The report identifies nearly a dozen characteristics of ideal graduate education, NASEM said. For example, students would be able to select their graduate program aided by fully transparent data about viable career pathways and successes of previous students in the department and institution. They would acquire broad technical literacy, coupled with deep specialization in an area of interest. Students would be given multiple opportunities to communicate the results of their work and to consider ethical and societal issues associated with their work. They would also be encouraged to create their own project-based learning opportunities — ideally, as a member of a team — as a way to develop transferable professional skills. Experiences where students “learn by doing,” rather than simply through lectures and coursework, would be the norm.

The report also identifies a list of core competencies that should be acquired by all doctoral students in STEM fields and a list of core competencies that should be developed by all master’s degree programs as well. For example, all doctoral programs should help students develop deep specialized expertise in at least one STEM discipline and also acquire enough transdisciplinary literacy to suggest multiple conceptual and methodological approaches to a complex problem, NASEM said.

Bringing the report’s vision of graduate STEM education to fruition will require a shift in the current system -- which focuses primarily on the needs of institutions of higher learning and those of the research enterprise itself -- to one that is more student centered, the report says. The current system heavily rewards faculty for research output in the form of publications and the number of future scientists produced. It must be realigned to increase the relative rewards for effective teaching, mentoring and advising.

Unless faculty behavior can be changed — and changing the incentive system is critical in that regard — the system will not change, NASEM said.

Achieving the report’s recommended changes will require firm commitments from all stakeholders in the nation’s STEM graduate education system. Federal and state funding agencies — and their policies and grant award criteria — will have a particularly important role to play since their funding and support policies are often cited as being critical to the context and climate in which academic institutions are situated, the report says.

Most of the changes recommended by the report, however, will need to be implemented by higher education institutions, which should increase the priority of teaching and mentoring and reward faculty members for demonstrating high-quality teaching and inclusive mentoring for all graduate students, including recognition of faculty teaching in master’s degree programs, the report says.

To improve the quality and effectiveness of faculty teaching and mentoring, institutions should provide training for new faculty and should offer regular refresher courses for established faculty, according to the report.

Doctoral and master’s students should be provided with an understanding of and opportunities to explore the variety of career opportunities afforded by their STEM degrees, NASEM said. Faculty advisers should discuss with their students whether and how a degree will advance the students’ long-term educational and career goals. Industry, nonprofit, government and other employers should provide guidance and financial support for relevant course offerings and provide internships and other forms of professional experiences to students and recent graduates. Professional societies should collaborate with leaders in various sectors to create programs that help doctorate recipients transition into a variety of careers, the report says.

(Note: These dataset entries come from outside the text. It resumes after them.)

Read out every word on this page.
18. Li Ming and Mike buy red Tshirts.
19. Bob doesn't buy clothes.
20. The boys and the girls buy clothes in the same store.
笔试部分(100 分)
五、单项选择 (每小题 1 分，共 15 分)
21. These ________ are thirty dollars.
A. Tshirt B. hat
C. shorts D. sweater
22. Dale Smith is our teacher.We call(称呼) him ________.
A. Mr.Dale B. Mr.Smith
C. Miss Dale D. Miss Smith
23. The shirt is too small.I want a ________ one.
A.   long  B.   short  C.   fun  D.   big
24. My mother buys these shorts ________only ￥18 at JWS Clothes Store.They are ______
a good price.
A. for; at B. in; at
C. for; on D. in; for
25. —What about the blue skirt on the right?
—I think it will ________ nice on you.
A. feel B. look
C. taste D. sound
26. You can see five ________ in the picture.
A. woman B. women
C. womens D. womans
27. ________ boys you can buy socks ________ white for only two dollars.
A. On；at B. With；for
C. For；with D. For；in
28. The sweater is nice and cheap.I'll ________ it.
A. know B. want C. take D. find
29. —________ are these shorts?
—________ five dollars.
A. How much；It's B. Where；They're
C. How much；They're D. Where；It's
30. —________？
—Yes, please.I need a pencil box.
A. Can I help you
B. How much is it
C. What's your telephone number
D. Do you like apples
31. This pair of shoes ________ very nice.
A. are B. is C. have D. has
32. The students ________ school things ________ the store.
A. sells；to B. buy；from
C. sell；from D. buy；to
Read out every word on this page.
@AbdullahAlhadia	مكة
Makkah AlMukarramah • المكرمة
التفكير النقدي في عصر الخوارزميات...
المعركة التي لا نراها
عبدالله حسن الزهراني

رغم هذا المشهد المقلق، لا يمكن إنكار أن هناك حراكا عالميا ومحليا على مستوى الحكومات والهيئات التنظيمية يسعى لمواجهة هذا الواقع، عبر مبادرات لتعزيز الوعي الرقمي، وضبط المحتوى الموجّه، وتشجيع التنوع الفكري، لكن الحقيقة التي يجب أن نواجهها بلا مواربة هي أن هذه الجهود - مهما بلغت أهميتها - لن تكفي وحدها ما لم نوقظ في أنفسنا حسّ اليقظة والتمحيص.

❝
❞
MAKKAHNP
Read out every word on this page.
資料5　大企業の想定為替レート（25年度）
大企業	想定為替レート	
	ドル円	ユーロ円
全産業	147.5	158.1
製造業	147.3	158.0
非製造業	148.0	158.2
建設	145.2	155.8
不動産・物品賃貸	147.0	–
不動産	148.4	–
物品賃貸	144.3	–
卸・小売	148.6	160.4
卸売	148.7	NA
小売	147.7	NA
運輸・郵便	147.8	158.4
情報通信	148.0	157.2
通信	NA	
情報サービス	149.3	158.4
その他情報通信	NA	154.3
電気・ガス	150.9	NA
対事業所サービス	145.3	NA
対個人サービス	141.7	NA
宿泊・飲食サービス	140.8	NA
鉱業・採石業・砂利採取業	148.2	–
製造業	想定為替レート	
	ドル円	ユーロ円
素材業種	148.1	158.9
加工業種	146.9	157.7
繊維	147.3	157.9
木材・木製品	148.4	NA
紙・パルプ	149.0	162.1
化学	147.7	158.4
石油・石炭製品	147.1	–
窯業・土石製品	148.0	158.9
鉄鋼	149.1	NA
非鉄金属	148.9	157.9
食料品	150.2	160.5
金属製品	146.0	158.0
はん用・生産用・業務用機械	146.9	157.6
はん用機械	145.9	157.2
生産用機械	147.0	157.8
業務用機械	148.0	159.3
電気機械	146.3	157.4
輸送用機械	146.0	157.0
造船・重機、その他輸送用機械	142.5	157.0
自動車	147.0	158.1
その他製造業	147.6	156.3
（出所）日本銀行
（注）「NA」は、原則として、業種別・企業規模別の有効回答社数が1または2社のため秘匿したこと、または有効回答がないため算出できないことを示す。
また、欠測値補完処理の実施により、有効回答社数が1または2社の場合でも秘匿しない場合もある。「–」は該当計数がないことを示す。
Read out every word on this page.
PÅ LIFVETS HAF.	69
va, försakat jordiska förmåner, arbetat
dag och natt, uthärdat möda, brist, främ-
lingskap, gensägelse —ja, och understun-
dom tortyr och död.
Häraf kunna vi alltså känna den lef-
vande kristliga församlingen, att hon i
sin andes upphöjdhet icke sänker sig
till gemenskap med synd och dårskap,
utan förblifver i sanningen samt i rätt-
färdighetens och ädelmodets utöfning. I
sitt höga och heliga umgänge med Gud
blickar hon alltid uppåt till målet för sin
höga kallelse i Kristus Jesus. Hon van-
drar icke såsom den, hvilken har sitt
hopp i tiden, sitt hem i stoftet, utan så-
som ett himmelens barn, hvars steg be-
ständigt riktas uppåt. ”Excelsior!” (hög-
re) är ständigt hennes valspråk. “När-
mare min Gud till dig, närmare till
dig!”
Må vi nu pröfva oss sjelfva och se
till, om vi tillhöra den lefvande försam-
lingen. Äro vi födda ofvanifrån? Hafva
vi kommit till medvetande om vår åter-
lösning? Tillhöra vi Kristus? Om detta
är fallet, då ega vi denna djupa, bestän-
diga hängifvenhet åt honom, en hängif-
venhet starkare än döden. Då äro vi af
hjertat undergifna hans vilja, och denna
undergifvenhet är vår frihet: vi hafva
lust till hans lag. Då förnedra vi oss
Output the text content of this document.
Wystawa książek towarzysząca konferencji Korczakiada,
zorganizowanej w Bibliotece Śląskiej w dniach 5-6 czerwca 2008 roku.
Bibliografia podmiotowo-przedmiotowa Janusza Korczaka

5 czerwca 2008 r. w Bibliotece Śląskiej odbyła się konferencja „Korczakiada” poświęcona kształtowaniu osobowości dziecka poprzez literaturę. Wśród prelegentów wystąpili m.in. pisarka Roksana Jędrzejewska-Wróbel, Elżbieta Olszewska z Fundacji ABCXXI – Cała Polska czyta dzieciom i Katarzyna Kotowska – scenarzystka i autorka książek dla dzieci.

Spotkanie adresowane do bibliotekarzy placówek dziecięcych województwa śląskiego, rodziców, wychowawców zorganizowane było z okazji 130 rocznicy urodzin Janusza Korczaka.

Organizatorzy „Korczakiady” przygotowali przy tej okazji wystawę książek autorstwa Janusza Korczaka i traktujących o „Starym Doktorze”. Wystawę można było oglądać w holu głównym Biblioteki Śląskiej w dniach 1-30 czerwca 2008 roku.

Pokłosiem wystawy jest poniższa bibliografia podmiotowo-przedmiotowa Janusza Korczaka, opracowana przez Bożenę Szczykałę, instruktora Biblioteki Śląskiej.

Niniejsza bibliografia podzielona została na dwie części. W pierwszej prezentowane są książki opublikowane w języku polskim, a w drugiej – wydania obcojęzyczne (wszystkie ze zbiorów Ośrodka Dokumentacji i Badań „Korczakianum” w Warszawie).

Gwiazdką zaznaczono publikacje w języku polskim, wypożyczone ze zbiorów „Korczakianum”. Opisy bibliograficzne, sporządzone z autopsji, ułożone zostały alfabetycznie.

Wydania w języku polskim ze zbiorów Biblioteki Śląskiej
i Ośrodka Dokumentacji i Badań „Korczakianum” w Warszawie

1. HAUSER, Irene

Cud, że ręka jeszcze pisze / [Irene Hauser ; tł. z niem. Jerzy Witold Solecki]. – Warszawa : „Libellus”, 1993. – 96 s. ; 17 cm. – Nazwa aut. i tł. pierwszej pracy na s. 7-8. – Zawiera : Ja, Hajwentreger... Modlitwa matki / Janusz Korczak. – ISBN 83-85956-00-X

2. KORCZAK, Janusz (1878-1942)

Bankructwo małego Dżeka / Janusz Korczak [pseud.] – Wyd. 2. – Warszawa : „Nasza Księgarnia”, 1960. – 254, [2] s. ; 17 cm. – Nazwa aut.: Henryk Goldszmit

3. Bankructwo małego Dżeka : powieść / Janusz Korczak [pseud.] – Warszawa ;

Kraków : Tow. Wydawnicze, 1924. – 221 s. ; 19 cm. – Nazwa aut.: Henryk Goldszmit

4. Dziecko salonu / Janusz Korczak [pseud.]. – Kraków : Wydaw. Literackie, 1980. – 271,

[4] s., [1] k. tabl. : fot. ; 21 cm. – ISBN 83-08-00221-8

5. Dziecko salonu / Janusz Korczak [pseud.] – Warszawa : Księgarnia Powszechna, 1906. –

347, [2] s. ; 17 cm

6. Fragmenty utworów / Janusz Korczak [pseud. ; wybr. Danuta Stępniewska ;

The report also calls for stronger support for graduate student mental health services. Institutions should provide resources to help students manage the stresses and pressures of graduate education and maximize their success. Institutions should take extra steps to provide and advertise accessible mental health services at no cost to graduate students.

The study was sponsored by the National Science Foundation, the Burroughs Welcome Fund, the Institute of Education Sciences and the Spencer Foundation.